APSN Banner

Rights watchdog says soldiers, police involved in abuse

Source
Agence France Presse - August 9, 2004

An Indonesian independent rights watchdog has found evidence that the country's police and military were involved in gross human rights abuses in the troubled eastern province of Papua, a report said.

The National Commission on Human Rights said its investigations pointed to abuses during two outbreaks of violence over the past three years in the province, where rebels have been waging a low-level independence campaign.

"The conclusion ... is that gross violations of human rights occurred," Sa'afrudin Bahar, who chairs a commission team probing two bloody incidents in Papua in 2001 and 2003.

Bahar said the probes showed that "rights abuses were committed by military and police personnel," according to the Jakarta Post. He declined further details.
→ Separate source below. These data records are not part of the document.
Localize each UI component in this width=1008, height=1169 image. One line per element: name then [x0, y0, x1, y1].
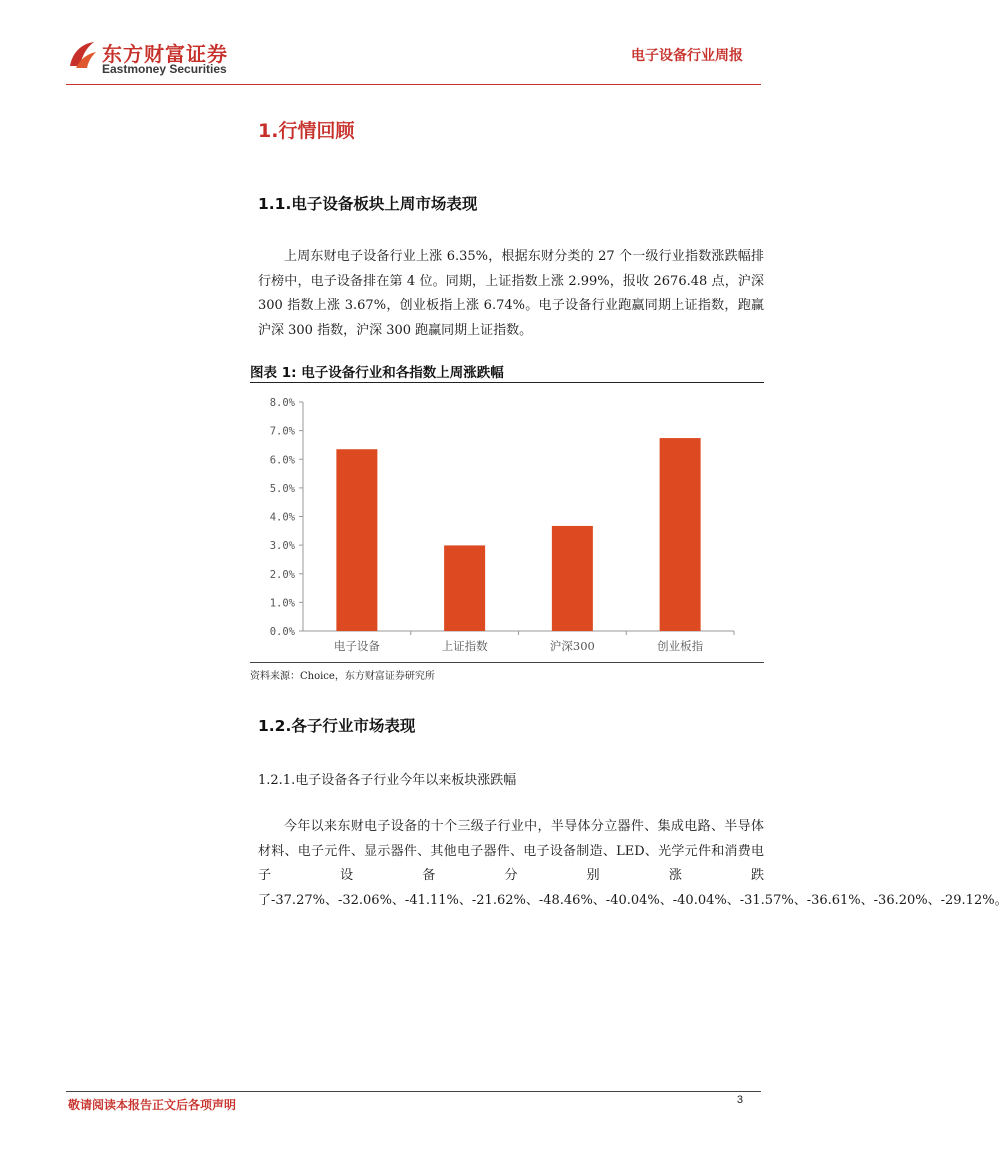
bar	[660, 438, 701, 631]
x-category-label: 创业板指	[657, 639, 704, 653]
footer-divider	[66, 1091, 761, 1092]
sub-industry-paragraph: 今年以来东财电子设备的十个三级子行业中，半导体分立器件、集成电路、半导体材料、电子元件、显示器件、其他电子器件、电子设备制造、LED、光学元件和消费电子设备分别涨跌了-37.27%、-32.06%、-41.11%、-21.62%、-48.46%、-40.04%、-40.04%、-31.57%、-36.61%、-36.20%、-29.12%。	[258, 819, 1008, 908]
y-tick-label: 6.0%	[269, 454, 295, 467]
brand-logo	[66, 36, 246, 80]
weekly-change-bar-chart	[250, 384, 764, 660]
brand-name-en: Eastmoney Securities	[102, 62, 227, 76]
eastmoney-logo-icon	[66, 38, 98, 70]
bar	[444, 545, 485, 631]
brand-name-cn: 东方财富证券	[102, 42, 228, 66]
bar	[552, 526, 593, 631]
y-tick-label: 1.0%	[269, 597, 295, 610]
y-tick-label: 7.0%	[269, 425, 295, 438]
bar	[336, 449, 377, 631]
footer-disclaimer: 敬请阅读本报告正文后各项声明	[68, 1098, 237, 1112]
y-tick-label: 3.0%	[269, 540, 295, 553]
y-tick-label: 2.0%	[269, 568, 295, 581]
x-category-label: 上证指数	[441, 639, 488, 653]
header-divider	[66, 84, 761, 85]
section-heading: 1.行情回顾	[258, 120, 355, 142]
x-category-label: 电子设备	[333, 639, 380, 653]
y-tick-label: 0.0%	[269, 626, 295, 638]
subsection-heading: 1.2.各子行业市场表现	[258, 717, 416, 735]
figure-source: 资料来源：Choice，东方财富证券研究所	[250, 671, 435, 682]
x-category-label: 沪深300	[549, 639, 595, 653]
y-tick-label: 4.0%	[269, 511, 295, 524]
figure-title: 图表 1: 电子设备行业和各指数上周涨跌幅	[250, 365, 504, 381]
sub-subsection-heading: 1.2.1.电子设备各子行业今年以来板块涨跌幅	[258, 773, 517, 788]
subsection-heading: 1.1.电子设备板块上周市场表现	[258, 195, 478, 213]
y-tick-label: 5.0%	[269, 482, 295, 495]
y-tick-label: 8.0%	[269, 397, 295, 409]
page-number: 3	[736, 1094, 743, 1106]
report-type: 电子设备行业周报	[631, 48, 743, 64]
figure-top-rule	[250, 382, 764, 383]
market-summary-paragraph: 上周东财电子设备行业上涨 6.35%，根据东财分类的 27 个一级行业指数涨跌幅排行榜中，电子设备排在第 4 位。同期，上证指数上涨 2.99%，报收 2676.48 点，沪深 300 指数上涨 3.67%，创业板指上涨 6.74%。电子设备行业跑赢同期上证指数，跑赢沪深 300 指数，沪深 300 跑赢同期上证指数。	[258, 249, 764, 338]
figure-bottom-rule	[250, 662, 764, 663]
Bahar, who could not be immediately reached for comment, said the reports were to be discussed by the commission this week before being submitted to the attorney general's office. Staff at the commission declined comment when contacted Monday.
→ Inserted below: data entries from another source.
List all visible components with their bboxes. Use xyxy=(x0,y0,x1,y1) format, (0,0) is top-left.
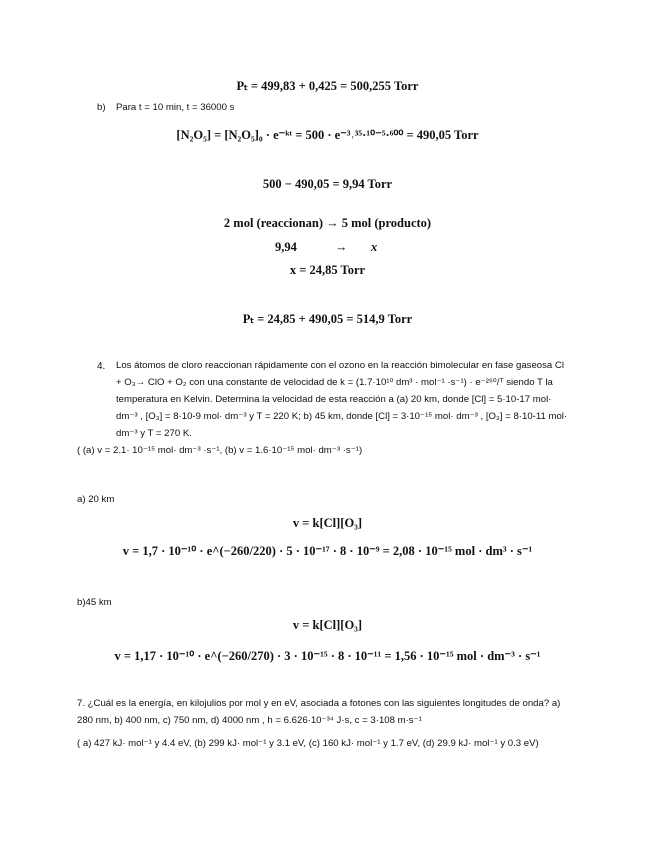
question-4-number: 4. xyxy=(97,361,106,372)
equation-difference: 500 − 490,05 = 9,94 Torr xyxy=(262,177,393,191)
question-7-text: 7. ¿Cuál es la energía, en kilojulios por mol y en eV, asociada a fotones con las siguientes longitudes de onda? a) 280 nm, b) 400 nm, c) 750 nm, d) 4000 nm , h = 6.626·10⁻³⁴ J·s, c = 3·108 m·s⁻¹ xyxy=(77,698,561,726)
question-7-answer: ( a) 427 kJ· mol⁻¹ y 4.4 eV, (b) 299 kJ· mol⁻¹ y 3.1 eV, (c) 160 kJ· mol⁻¹ y 1.7 eV, (d) 29.9 kJ· mol⁻¹ y 0.3 eV) xyxy=(77,738,539,749)
equation-n2o5-concentration: [N₂O₅] = [N₂O₅]₀ · e⁻ᵏᵗ = 500 · e⁻³˒³⁵·¹⁰⁻⁵·⁶⁰⁰ = 490,05 Torr xyxy=(176,128,479,142)
part-a-label: a) 20 km xyxy=(77,494,115,505)
part-b-label: b) xyxy=(97,102,106,113)
equation-total-pressure-2: Pₜ = 24,85 + 490,05 = 514,9 Torr xyxy=(242,312,413,326)
proportion-left: 9,94 xyxy=(275,240,297,254)
equation-rate-a: v = 1,7 · 10⁻¹⁰ · e^(−260/220) · 5 · 10⁻¹⁷ · 8 · 10⁻⁹ = 2,08 · 10⁻¹⁵ mol · dm³ · s⁻¹ xyxy=(122,544,533,558)
question-4-text: Los átomos de cloro reaccionan rápidamente con el ozono en la reacción bimolecular en fase gaseosa Cl + O₃→ ClO + O₂ con una constante de velocidad de k = (1.7·10¹⁰ dm³ · mol⁻¹ ·s⁻¹) · e⁻²⁶⁰/ᵀ siendo T la temperatura en Kelvin. Determina la velocidad de esta reacción a (a) 20 km, donde [Cl] = 5·10-17 mol· dm⁻³ , [O₃] = 8·10-9 mol· dm⁻³ y T = 220 K; b) 45 km, donde [Cl] = 3·10⁻¹⁵ mol· dm⁻³ , [O₃] = 8·10-11 mol· dm⁻³ y T = 270 K. xyxy=(116,360,568,439)
equation-rate-b: v = 1,17 · 10⁻¹⁰ · e^(−260/270) · 3 · 10⁻¹⁵ · 8 · 10⁻¹¹ = 1,56 · 10⁻¹⁵ mol · dm⁻³ · s⁻¹ xyxy=(114,649,541,663)
part-b-45km-label: b)45 km xyxy=(77,597,112,608)
proportion-arrow: → xyxy=(335,240,348,254)
proportion-right: x xyxy=(371,240,378,254)
part-b-text: Para t = 10 min, t = 36000 s xyxy=(116,102,235,113)
equation-total-pressure-1: Pₜ = 499,83 + 0,425 = 500,255 Torr xyxy=(236,79,419,93)
equation-stoichiometry: 2 mol (reaccionan) → 5 mol (producto) xyxy=(223,216,432,230)
equation-rate-law-a: v = k[Cl][O₃] xyxy=(292,516,363,530)
question-4-answer: ( (a) v = 2.1· 10⁻¹⁵ mol· dm⁻³ ·s⁻¹, (b) v = 1.6·10⁻¹⁵ mol· dm⁻³ ·s⁻¹) xyxy=(77,445,363,456)
equation-rate-law-b: v = k[Cl][O₃] xyxy=(292,618,363,632)
equation-x-value: x = 24,85 Torr xyxy=(289,263,366,277)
At least seven people were killed, 48 tortured and some 7,000 forced to flee their villages following military and police operations in Papua between April and June 2003 to hunt down separatist rebels, the Post said.
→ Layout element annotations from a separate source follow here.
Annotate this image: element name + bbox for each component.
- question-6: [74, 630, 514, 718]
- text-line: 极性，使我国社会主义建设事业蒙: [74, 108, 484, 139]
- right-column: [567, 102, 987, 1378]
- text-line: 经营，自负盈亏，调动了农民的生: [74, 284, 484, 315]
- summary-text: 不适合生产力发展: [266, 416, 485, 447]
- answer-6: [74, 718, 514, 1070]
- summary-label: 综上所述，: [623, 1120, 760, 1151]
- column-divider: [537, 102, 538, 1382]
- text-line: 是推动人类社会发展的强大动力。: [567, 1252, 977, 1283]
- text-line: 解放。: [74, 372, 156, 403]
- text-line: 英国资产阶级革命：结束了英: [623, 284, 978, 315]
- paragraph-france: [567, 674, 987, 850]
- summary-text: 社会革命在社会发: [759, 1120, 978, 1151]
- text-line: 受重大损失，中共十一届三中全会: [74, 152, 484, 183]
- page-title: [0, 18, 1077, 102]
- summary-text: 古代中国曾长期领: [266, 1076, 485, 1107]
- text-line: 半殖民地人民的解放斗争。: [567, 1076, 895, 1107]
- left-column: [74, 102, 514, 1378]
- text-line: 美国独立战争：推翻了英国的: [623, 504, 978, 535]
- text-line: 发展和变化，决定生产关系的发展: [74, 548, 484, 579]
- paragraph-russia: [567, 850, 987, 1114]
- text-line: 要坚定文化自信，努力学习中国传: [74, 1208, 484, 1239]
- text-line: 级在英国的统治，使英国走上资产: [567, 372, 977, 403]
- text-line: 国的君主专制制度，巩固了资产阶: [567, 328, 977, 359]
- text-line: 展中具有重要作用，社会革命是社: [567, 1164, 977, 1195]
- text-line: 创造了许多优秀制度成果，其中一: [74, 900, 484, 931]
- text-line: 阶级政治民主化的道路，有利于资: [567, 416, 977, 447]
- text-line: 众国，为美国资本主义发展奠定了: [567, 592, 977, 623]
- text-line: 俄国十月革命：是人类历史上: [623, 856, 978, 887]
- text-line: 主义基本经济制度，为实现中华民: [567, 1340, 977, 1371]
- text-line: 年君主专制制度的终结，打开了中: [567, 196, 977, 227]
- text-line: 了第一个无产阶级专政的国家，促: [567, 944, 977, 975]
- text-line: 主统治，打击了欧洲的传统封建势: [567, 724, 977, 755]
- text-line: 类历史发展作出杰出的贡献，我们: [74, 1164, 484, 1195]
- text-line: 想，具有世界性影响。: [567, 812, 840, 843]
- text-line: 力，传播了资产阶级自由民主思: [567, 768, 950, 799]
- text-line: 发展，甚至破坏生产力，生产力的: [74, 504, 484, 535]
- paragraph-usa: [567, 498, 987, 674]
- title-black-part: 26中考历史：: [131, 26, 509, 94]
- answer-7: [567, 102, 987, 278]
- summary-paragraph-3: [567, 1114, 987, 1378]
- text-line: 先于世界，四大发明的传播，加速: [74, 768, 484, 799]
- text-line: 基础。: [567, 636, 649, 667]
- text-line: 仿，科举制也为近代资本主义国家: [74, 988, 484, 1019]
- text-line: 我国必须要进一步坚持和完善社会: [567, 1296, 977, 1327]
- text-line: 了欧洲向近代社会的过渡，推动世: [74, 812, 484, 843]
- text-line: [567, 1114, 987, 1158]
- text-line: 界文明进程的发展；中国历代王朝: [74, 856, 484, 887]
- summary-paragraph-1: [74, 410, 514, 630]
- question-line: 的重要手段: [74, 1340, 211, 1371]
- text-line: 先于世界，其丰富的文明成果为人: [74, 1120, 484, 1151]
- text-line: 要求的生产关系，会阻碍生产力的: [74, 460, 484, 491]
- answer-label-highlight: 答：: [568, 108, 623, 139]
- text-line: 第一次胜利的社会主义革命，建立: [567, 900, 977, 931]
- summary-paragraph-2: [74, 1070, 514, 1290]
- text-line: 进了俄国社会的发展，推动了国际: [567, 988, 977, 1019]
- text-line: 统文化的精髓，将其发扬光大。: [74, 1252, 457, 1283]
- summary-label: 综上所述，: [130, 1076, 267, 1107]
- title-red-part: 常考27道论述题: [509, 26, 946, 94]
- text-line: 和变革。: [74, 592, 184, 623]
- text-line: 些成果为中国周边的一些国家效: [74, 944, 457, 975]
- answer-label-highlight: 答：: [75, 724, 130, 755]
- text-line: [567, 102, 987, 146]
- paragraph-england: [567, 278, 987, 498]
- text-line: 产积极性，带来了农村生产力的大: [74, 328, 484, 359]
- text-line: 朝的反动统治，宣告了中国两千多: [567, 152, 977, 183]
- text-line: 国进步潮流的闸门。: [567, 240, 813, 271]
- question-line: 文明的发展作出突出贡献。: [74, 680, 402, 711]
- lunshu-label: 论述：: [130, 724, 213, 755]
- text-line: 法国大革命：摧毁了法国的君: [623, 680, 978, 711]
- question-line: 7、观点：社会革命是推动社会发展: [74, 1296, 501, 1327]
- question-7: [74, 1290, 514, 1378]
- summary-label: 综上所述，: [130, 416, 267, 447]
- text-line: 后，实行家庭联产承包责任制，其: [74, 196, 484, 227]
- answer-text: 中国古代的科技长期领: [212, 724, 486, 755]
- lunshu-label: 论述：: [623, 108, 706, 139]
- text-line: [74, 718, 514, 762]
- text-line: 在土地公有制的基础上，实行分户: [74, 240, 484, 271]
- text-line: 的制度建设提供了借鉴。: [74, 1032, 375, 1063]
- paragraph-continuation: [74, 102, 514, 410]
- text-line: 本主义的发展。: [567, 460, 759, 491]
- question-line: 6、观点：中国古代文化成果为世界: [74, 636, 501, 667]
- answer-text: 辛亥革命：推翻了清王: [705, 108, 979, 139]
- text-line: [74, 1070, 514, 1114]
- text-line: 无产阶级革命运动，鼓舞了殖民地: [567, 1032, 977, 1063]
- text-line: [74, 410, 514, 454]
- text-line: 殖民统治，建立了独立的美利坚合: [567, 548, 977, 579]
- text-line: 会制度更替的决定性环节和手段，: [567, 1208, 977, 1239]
In 2001, three villagers were killed, 16 tortured and dozens of houses torched when police raided a village following the killings by separatist rebels of six paramilitary police members in June that year.

The Free Papua Organisation has been fighting a sporadic and low-level guerrilla war since 1963 when Indonesia took over the huge mountainous and undeveloped territory from Dutch colonisers.

Under Indonesian law, the findings of the commission can be admitted as evidence in trials held by an ad hoc human rights court.